The iWARP Port Mapper implementation is based on the port mapper specification section in the Sockets
Direct Protocol: http://www.rdmaconsortium.org/home/draft-pinkerton-iwarp-sdp-v1.0.pdf
Existing iWARP RDMA providers use the same IP address as the native TCP/IP stack when creating RDMA
connections. They need a mechanism to claim the TCP ports used for RDMA connections to prevent TCP port
collisions when other host applications use TCP ports. The iWARP Port Mapper provides a standard
mechanism to accomplish this. Without this service it is possible for RDMA application to bind/listen on
the same port which is already being used by native TCP host application. If that happens the incoming
TCP connection data can be passed to the RDMA stack with error.
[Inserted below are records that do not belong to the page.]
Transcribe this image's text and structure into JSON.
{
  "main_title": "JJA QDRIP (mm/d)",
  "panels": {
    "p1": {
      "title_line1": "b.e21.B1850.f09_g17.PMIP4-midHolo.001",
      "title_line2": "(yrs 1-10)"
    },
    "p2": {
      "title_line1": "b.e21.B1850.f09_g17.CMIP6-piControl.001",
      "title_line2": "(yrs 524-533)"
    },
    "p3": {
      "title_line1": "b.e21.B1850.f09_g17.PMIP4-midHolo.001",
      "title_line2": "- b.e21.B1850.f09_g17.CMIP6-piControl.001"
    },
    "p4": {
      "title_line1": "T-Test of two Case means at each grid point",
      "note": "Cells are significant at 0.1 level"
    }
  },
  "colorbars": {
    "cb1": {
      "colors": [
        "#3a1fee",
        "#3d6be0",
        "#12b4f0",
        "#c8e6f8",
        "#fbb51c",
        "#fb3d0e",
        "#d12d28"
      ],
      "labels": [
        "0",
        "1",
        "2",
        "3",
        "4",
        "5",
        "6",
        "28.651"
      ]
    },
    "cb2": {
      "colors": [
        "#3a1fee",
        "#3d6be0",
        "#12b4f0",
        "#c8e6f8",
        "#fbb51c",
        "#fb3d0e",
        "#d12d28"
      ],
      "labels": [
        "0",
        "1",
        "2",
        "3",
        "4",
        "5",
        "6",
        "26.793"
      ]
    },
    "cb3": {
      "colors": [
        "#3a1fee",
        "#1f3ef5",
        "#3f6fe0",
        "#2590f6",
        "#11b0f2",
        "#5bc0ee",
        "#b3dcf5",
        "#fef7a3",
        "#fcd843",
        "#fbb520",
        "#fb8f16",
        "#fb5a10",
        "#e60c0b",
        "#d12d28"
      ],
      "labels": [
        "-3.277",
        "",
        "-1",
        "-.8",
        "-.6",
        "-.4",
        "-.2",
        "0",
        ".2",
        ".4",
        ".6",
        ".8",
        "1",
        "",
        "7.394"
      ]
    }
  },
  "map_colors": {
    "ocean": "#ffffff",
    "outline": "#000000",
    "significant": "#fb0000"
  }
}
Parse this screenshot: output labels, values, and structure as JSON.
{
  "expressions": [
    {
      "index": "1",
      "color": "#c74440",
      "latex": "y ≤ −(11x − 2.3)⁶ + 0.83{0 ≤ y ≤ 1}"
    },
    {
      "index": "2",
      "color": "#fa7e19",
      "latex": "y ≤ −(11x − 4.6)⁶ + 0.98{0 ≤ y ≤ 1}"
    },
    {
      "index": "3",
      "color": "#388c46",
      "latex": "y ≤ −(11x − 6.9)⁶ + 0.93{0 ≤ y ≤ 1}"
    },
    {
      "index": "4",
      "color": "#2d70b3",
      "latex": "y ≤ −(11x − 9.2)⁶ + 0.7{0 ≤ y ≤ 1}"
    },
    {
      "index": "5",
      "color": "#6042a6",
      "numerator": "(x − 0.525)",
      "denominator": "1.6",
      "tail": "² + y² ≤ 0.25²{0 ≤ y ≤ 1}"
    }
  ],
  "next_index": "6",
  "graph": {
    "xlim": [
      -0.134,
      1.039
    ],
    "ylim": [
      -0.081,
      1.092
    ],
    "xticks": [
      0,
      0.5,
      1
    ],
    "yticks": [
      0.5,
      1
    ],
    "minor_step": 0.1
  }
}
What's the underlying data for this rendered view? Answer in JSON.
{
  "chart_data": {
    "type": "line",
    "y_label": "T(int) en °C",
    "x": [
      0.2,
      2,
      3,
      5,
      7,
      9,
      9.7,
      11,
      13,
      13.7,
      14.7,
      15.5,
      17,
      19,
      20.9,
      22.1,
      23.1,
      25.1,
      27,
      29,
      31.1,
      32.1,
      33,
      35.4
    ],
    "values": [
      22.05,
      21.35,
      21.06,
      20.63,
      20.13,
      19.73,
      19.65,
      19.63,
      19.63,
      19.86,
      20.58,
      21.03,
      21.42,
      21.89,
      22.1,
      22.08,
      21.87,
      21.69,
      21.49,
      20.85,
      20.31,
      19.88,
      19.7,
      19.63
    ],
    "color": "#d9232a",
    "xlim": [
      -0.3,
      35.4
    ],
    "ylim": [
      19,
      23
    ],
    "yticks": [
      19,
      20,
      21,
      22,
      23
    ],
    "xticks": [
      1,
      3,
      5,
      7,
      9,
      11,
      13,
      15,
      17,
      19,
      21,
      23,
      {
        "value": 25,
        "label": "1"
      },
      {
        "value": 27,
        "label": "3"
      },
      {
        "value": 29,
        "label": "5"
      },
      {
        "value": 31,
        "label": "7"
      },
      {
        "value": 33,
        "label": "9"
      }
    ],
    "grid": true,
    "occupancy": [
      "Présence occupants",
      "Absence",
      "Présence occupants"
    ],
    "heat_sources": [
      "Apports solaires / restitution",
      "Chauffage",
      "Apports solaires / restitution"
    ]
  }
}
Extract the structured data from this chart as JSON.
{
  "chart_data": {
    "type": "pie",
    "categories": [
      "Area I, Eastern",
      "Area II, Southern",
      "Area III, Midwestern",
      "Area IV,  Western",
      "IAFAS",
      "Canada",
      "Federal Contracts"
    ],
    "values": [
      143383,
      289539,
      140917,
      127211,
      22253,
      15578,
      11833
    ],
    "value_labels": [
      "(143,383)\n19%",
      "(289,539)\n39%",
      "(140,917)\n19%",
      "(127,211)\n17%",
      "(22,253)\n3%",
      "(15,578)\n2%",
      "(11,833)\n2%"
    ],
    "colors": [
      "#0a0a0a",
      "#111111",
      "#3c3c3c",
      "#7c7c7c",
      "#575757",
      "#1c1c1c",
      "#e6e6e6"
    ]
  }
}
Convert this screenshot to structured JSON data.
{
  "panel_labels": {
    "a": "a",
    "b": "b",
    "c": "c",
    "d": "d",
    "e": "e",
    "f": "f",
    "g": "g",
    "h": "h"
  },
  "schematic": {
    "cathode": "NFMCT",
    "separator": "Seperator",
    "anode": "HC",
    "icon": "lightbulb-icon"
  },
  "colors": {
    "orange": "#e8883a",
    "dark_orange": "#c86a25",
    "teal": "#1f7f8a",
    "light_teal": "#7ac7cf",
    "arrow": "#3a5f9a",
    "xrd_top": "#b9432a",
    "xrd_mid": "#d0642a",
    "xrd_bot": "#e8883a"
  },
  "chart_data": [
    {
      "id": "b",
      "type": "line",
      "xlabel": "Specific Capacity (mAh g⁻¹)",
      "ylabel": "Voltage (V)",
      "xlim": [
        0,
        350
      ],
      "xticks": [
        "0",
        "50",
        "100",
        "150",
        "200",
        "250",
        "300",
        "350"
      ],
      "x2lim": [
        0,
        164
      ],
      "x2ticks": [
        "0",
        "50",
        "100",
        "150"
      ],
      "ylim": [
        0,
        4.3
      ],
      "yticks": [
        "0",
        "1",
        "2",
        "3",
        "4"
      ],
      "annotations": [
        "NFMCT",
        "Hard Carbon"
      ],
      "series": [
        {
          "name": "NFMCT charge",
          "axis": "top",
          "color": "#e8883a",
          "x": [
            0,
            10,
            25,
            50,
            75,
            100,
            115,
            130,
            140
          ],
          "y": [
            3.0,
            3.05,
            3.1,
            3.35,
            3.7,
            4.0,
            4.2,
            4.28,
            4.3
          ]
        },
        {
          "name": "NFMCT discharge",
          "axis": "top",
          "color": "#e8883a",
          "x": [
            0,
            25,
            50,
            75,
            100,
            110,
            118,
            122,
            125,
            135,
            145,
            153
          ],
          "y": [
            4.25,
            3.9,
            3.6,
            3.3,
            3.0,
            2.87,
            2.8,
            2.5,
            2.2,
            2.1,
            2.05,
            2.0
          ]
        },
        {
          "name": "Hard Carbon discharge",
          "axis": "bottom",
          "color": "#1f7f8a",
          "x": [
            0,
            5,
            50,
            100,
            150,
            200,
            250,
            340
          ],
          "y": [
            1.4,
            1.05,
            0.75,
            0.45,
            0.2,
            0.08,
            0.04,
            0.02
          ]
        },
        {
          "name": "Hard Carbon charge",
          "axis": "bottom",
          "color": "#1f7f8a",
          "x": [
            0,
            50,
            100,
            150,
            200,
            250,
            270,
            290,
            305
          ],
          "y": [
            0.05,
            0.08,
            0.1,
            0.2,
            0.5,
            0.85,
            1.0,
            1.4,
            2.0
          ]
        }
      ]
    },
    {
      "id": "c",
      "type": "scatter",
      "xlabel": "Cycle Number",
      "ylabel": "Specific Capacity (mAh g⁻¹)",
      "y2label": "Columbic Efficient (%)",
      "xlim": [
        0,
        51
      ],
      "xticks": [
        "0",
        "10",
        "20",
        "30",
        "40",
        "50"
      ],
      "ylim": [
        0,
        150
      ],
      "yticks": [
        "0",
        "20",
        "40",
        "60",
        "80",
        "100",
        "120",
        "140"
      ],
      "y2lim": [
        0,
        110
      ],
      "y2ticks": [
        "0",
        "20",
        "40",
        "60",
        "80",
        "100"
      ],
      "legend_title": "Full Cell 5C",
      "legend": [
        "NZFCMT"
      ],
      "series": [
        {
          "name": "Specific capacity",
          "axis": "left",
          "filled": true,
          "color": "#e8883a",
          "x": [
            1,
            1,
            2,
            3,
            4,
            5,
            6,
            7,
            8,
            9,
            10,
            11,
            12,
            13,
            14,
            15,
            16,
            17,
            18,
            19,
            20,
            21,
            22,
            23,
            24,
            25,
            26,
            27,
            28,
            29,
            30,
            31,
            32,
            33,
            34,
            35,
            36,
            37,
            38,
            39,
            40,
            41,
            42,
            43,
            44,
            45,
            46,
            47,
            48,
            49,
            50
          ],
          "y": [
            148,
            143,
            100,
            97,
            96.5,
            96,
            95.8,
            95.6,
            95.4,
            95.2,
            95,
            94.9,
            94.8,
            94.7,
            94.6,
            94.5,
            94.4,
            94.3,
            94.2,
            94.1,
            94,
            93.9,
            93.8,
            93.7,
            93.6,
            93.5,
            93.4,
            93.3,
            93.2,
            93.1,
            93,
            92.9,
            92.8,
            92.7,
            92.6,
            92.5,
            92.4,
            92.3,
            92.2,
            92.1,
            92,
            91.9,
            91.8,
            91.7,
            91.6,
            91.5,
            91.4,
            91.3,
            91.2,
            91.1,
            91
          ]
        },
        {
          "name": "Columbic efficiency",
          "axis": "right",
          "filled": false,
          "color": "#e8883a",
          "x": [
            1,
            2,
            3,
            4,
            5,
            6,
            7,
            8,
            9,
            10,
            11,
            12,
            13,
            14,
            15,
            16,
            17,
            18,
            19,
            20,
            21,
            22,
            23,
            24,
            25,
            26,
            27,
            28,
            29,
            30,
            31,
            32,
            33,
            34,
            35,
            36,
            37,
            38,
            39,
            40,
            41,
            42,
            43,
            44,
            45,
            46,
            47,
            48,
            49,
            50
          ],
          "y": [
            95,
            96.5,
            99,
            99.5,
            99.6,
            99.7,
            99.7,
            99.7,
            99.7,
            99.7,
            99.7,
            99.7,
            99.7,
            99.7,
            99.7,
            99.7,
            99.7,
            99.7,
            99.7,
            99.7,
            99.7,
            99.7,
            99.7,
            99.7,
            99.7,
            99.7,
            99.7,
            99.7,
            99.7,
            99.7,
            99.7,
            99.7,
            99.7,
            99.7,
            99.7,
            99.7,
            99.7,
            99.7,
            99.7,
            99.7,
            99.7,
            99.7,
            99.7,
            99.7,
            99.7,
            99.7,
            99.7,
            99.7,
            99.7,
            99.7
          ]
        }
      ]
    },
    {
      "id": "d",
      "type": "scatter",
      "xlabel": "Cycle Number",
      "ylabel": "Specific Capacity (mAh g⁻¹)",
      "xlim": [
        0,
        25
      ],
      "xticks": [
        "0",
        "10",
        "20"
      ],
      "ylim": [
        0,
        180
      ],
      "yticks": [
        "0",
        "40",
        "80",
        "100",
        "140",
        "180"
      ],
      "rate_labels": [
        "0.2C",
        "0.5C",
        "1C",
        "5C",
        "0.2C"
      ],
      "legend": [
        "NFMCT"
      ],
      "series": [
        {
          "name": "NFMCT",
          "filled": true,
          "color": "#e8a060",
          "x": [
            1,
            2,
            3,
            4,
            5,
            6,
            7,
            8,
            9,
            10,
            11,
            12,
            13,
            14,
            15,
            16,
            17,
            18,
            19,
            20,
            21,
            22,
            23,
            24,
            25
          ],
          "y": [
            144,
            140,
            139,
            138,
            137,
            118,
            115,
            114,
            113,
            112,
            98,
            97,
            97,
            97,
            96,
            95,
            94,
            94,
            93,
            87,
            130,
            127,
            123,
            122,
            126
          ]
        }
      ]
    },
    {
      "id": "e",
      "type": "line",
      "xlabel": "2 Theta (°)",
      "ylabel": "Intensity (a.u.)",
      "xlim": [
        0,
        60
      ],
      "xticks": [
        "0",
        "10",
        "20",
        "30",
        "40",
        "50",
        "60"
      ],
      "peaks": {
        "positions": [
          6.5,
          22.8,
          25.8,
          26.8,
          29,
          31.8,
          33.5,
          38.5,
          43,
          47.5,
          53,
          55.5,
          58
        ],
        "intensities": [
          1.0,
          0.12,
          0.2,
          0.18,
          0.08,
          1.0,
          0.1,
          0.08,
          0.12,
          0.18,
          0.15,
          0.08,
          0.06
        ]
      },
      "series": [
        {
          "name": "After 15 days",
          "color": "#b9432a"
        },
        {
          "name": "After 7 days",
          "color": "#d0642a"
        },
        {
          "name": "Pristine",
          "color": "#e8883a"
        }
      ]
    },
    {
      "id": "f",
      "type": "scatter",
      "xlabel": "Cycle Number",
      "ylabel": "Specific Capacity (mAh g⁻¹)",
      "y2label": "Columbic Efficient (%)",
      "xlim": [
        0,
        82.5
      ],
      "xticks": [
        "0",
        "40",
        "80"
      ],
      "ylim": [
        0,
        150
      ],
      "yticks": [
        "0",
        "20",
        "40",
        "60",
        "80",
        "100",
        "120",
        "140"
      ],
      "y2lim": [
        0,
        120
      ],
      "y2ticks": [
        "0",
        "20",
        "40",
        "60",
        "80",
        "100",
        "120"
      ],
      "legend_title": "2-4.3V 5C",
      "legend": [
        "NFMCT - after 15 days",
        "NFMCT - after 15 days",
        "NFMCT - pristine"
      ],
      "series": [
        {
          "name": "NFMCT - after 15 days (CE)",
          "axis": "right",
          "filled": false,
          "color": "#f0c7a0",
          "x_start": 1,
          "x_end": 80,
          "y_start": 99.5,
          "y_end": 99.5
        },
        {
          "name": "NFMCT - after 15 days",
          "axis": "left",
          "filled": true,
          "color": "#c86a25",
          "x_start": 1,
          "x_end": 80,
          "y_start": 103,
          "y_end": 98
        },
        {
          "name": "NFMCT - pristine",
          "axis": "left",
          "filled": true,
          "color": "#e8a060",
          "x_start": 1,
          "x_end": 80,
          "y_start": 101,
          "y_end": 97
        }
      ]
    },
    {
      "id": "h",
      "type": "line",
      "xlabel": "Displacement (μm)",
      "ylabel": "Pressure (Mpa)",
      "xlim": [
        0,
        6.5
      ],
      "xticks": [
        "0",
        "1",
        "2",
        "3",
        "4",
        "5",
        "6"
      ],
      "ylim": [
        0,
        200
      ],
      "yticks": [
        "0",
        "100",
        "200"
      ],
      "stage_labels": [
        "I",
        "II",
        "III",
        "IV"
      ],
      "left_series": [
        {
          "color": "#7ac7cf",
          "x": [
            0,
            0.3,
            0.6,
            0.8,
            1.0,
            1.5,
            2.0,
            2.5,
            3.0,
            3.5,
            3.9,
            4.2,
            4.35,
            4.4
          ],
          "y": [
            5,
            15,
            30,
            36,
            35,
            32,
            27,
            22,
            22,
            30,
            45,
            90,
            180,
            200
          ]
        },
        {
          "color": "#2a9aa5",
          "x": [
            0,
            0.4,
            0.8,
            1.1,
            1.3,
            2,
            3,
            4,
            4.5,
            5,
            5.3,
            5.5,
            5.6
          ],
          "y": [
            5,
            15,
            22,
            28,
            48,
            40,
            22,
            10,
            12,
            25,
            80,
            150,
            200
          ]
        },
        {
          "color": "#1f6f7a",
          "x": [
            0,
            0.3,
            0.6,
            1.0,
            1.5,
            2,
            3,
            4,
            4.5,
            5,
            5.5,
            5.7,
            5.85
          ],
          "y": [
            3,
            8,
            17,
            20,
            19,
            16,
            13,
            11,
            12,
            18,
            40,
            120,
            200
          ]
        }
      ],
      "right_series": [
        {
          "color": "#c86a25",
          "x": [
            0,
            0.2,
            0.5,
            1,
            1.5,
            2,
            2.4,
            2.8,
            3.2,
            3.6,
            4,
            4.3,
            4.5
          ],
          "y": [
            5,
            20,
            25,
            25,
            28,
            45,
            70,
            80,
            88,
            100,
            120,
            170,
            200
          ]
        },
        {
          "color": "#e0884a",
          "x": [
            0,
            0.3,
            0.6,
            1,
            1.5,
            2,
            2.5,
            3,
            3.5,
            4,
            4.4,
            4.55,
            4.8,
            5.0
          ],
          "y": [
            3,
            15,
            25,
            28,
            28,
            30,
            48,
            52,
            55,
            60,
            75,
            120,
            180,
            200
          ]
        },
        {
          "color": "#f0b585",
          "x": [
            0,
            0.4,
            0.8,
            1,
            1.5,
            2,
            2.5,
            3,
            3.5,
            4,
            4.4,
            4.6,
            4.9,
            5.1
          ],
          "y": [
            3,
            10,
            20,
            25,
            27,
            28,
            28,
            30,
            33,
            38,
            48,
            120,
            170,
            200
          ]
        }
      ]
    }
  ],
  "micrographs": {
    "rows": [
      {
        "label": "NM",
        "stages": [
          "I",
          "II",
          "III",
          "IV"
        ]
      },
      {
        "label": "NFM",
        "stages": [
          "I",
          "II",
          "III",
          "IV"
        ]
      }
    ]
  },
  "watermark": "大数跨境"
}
The iWARP Connection Manager (port mapper client) sends to the IWPM service the local IP address and TCP
port it has received from the RDMA application, when starting a connection. The IWPM service performs a
socket bind from user space to get an available TCP port, called a mapped port, and communicates it back
to the client. In that sense, the IWPM service is used to map the TCP port, which the RDMA application
uses to any port available from the host TCP port space. The mapped ports are used in iWARP RDMA
connections to avoid collisions with native TCP stack which is aware that these ports are taken. When an
RDMA connection using a mapped port is terminated, the client notifies the IWPM service, which then
releases the TCP port.
The message exchange between iwpmd and the iWARP Connection Manager (between user space and kernel space)
is implemented using netlink sockets.